The standardization files described in this section are common to all national domains. These files define special characters to remove from name fields and define hyphenated first names. A patterns file is also common, but is not currently used.
The hyphenated name category file defines first names that include hyphens (such as Anne-Marie) to help the Sun Match Engine recognize and process these values as first names. The file also classifies each name into a gender category. This file is used to standardize all domains except Australia, which uses the personFirstNameDashAU.dat file located in the Australia folder, and France, which uses the personFirstNameDashFR.dat file located in the France folder.

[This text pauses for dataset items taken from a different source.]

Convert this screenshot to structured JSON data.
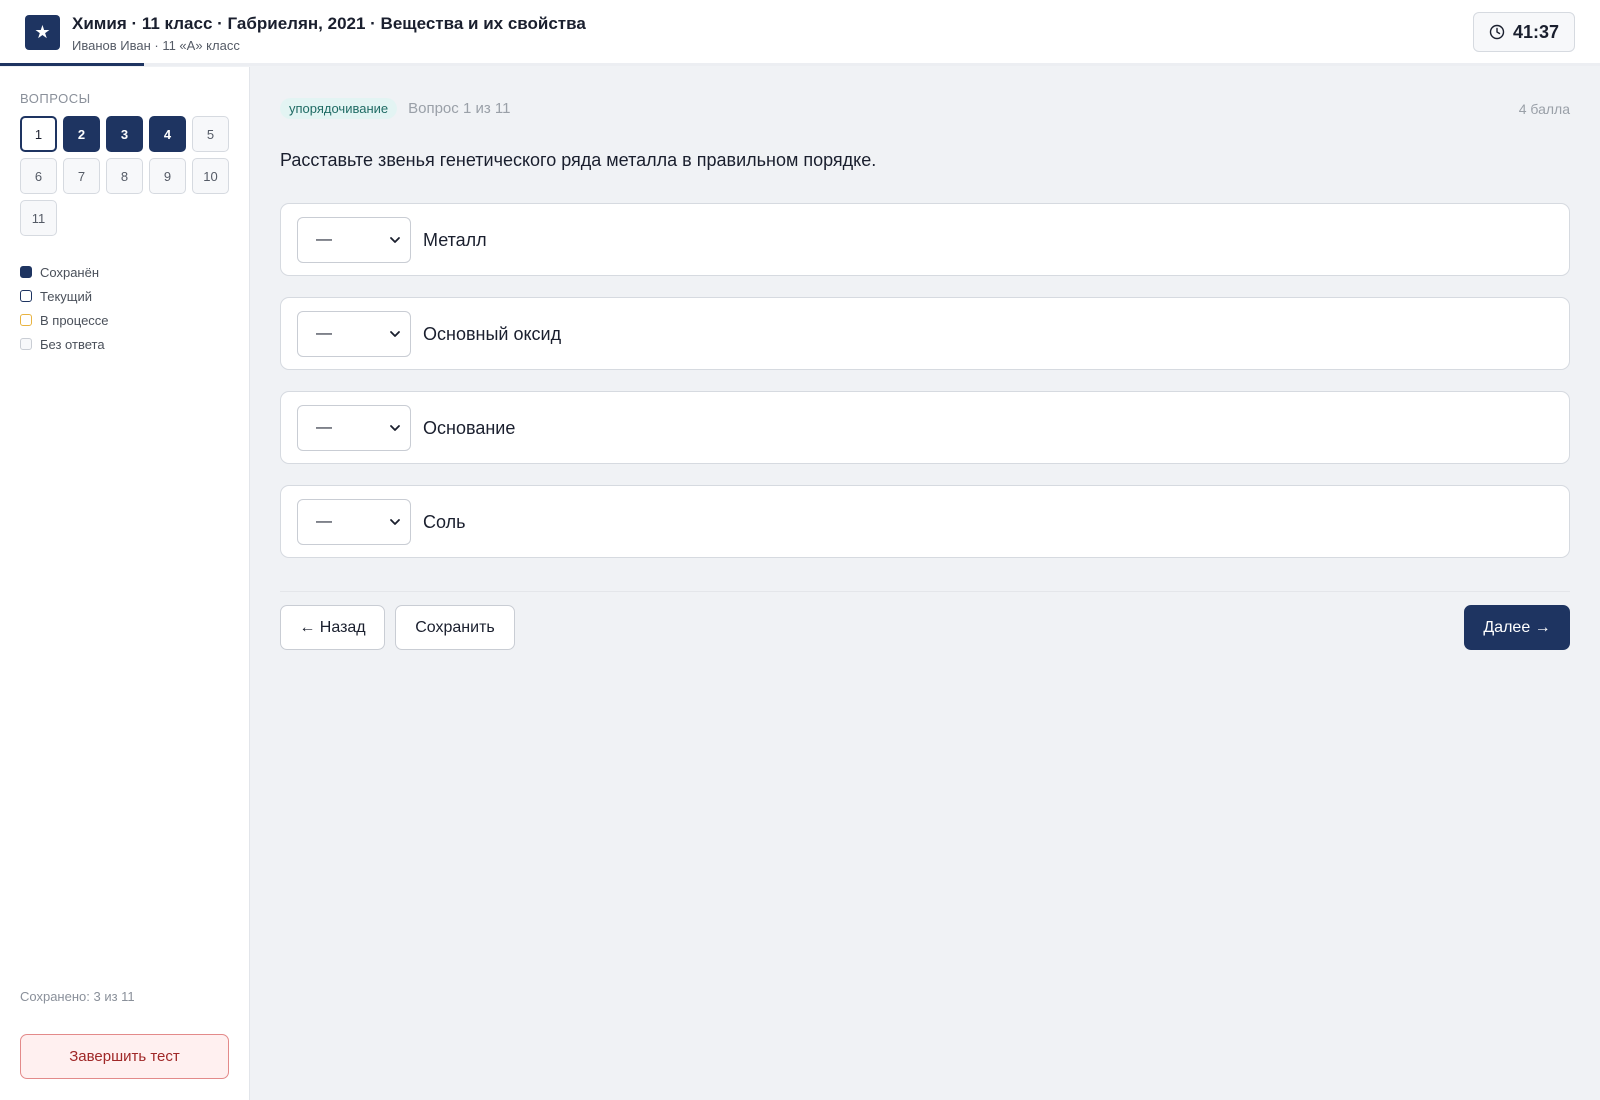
{
  "header": {
    "logo_glyph": "★",
    "title": "Химия · 11 класс · Габриелян, 2021 · Вещества и их свойства",
    "subtitle": "Иванов Иван · 11 «А» класс",
    "progress_fraction": 0.09,
    "timer": "41:37"
  },
  "sidebar": {
    "section_title": "ВОПРОСЫ",
    "questions": [
      {
        "n": "1",
        "state": "current"
      },
      {
        "n": "2",
        "state": "saved"
      },
      {
        "n": "3",
        "state": "saved"
      },
      {
        "n": "4",
        "state": "saved"
      },
      {
        "n": "5",
        "state": "empty"
      },
      {
        "n": "6",
        "state": "empty"
      },
      {
        "n": "7",
        "state": "empty"
      },
      {
        "n": "8",
        "state": "empty"
      },
      {
        "n": "9",
        "state": "empty"
      },
      {
        "n": "10",
        "state": "empty"
      },
      {
        "n": "11",
        "state": "empty"
      }
    ],
    "legend": [
      {
        "label": "Сохранён",
        "state": "saved"
      },
      {
        "label": "Текущий",
        "state": "current"
      },
      {
        "label": "В процессе",
        "state": "progress"
      },
      {
        "label": "Без ответа",
        "state": "empty"
      }
    ],
    "saved_count": "Сохранено: 3 из 11",
    "finish_label": "Завершить тест"
  },
  "question": {
    "type_badge": "упорядочивание",
    "number": "Вопрос 1 из 11",
    "points": "4 балла",
    "text": "Расставьте звенья генетического ряда металла в правильном порядке.",
    "items": [
      {
        "select_value": "—",
        "label": "Металл"
      },
      {
        "select_value": "—",
        "label": "Основный оксид"
      },
      {
        "select_value": "—",
        "label": "Основание"
      },
      {
        "select_value": "—",
        "label": "Соль"
      }
    ]
  },
  "nav": {
    "back_label": "← Назад",
    "save_label": "Сохранить",
    "next_label": "Далее →"
  },
  "colors": {
    "primary": "#1e3461",
    "badge_bg": "#e3f4f3",
    "badge_text": "#1f6b64",
    "danger": "#a02828",
    "in_progress": "#e8b340"
  }
}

The hyphenated name category files use the following syntax:
name gender-class
You can modify or add entries in this table as needed. Table 8 describes the columns in the personFirstNameDash.dat file.
Table 8 Hyphenated Name Category File
Following is an excerpt from the personFirstNameDash.dat file.
ANNE-MARIE F JEAN-NOEL M JEAN-MARIE M JEAN-BAPTISTE M JEAN-PIERRE M JEAN-YVES M |
The person name patterns file is not currently used, but is designed to standardize free-form text name fields.
The special characters reference file lists characters that might appear in person data, but that should be ignored. The Sun Match Engine removes these characters from a field before making any comparisons or before normalizing data. You can define additional characters to remove from person data by simply adding the character to the list.
An excerpt from the personRemoveSpecChars.dat file appears below.
[ ] { } < > / ? * ^ # ! |